I have always believed that names are important. Naturally, my detective alter ego needed a name, and for some reason which I have long since forgotten, I decided on Peggy Reynolds, Private Investigator. As a nascent writer, my nom de plume was Mara McDonald, and I do know the origin of that – it was the result of a brief infatuation with all things Highland caused by overdosing on Robert Louis Stevenson and reading Kidnapped under the bedclothes with a torch. I was more than a little in love with Alan Breck Stewart, self-aggrandising and infuriating as he was. Looking back, it is interesting to see the association in my young mind between writing and romance.

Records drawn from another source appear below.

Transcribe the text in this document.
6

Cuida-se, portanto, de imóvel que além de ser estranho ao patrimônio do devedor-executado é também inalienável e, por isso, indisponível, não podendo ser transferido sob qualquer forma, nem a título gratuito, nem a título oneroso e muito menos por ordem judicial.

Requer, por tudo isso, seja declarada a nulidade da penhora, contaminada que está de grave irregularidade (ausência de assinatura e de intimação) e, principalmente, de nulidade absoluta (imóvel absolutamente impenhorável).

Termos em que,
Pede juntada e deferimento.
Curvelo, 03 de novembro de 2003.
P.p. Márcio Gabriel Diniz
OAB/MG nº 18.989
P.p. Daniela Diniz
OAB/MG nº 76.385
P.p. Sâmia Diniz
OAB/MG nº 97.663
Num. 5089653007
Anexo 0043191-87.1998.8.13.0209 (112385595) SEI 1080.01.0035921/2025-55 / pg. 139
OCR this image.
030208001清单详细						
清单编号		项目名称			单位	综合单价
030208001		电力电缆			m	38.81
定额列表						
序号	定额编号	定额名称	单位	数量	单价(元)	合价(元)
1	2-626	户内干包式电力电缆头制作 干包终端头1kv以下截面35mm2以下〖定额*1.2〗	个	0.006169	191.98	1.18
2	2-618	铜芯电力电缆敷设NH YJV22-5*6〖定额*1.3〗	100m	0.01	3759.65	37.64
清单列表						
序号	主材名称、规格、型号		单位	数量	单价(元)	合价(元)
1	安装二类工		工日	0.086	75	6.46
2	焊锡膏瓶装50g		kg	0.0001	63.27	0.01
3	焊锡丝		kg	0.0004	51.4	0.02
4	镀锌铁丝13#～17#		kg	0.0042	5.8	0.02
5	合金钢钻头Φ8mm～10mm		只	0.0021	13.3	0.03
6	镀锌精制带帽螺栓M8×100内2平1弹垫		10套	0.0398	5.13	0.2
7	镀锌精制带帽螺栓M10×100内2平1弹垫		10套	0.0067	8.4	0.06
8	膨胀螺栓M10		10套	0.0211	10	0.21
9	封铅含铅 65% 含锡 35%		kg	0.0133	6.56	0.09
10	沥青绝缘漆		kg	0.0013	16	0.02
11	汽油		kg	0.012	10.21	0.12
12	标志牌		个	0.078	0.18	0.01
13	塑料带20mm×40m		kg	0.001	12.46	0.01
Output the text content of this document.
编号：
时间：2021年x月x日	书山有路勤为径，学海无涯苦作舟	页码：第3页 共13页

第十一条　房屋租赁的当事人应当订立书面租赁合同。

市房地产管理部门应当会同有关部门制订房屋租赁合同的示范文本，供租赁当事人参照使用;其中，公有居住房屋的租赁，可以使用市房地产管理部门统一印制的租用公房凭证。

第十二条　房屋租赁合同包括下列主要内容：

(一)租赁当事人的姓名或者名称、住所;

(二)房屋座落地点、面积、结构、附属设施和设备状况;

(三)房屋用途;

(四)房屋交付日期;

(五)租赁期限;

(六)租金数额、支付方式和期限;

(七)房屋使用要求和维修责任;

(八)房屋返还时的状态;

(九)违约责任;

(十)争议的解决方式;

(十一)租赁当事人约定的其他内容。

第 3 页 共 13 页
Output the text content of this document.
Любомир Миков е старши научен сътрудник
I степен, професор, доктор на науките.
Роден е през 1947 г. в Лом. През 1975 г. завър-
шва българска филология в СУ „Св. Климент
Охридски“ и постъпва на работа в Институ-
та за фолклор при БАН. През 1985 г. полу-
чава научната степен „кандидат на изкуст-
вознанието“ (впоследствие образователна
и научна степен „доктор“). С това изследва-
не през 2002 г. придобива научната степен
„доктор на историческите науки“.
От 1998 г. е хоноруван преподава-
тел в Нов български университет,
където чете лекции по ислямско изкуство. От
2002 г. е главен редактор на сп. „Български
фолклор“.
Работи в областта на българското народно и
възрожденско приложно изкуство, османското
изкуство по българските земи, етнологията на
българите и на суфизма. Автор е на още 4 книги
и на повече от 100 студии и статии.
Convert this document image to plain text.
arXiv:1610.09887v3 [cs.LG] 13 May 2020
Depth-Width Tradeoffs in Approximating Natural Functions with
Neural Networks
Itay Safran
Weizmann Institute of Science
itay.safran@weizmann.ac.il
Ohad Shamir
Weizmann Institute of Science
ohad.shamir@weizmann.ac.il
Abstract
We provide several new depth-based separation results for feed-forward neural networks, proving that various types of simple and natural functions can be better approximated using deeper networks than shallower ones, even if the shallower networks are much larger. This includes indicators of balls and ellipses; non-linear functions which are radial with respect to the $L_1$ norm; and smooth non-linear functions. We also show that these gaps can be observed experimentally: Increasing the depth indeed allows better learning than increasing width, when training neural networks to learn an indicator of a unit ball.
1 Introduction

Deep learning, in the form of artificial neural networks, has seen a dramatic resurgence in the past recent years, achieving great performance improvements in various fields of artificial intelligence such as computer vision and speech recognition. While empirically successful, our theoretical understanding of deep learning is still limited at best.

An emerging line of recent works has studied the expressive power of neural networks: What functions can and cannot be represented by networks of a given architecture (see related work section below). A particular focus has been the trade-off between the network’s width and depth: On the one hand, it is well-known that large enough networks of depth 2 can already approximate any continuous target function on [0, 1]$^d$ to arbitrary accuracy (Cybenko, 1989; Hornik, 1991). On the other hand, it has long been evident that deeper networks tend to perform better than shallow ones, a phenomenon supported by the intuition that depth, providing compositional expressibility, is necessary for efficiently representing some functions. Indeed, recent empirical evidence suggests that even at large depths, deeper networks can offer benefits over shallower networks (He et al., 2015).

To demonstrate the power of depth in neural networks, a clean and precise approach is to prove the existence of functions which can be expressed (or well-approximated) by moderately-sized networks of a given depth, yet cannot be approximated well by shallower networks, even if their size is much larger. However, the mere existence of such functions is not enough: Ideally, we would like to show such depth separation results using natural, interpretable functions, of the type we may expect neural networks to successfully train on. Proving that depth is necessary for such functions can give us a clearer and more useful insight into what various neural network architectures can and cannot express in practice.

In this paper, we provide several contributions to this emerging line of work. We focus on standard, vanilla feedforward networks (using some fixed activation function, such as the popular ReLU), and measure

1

Fast-forward nearly half a century. What would that child, who responded to the tedious adult questioning about ‘what do you want to be when you grow up’ with such interesting ambitions, think of how life has turned out? Well, I never did become a PI. However, my insatiable curiosity, my obsession with collecting obscure facts, and the desire to find out how things work have stood me in good stead in a variety of jobs. Detective instincts are especially useful for the writer of non-fiction, who inevitably needs to invest large amounts of research in every piece of writing – research is to writing what the base of the iceberg is to the visible tip. And I am, indeed, a writer – even if not currently a full-time one – with a respectable clutch of publications in print and online (the latter something my young self could not have imagined), in non-fiction and poetry. However, fiction has proved to be a genre I simply cannot write, and the dream of writing a detective novel remains just that – a dream.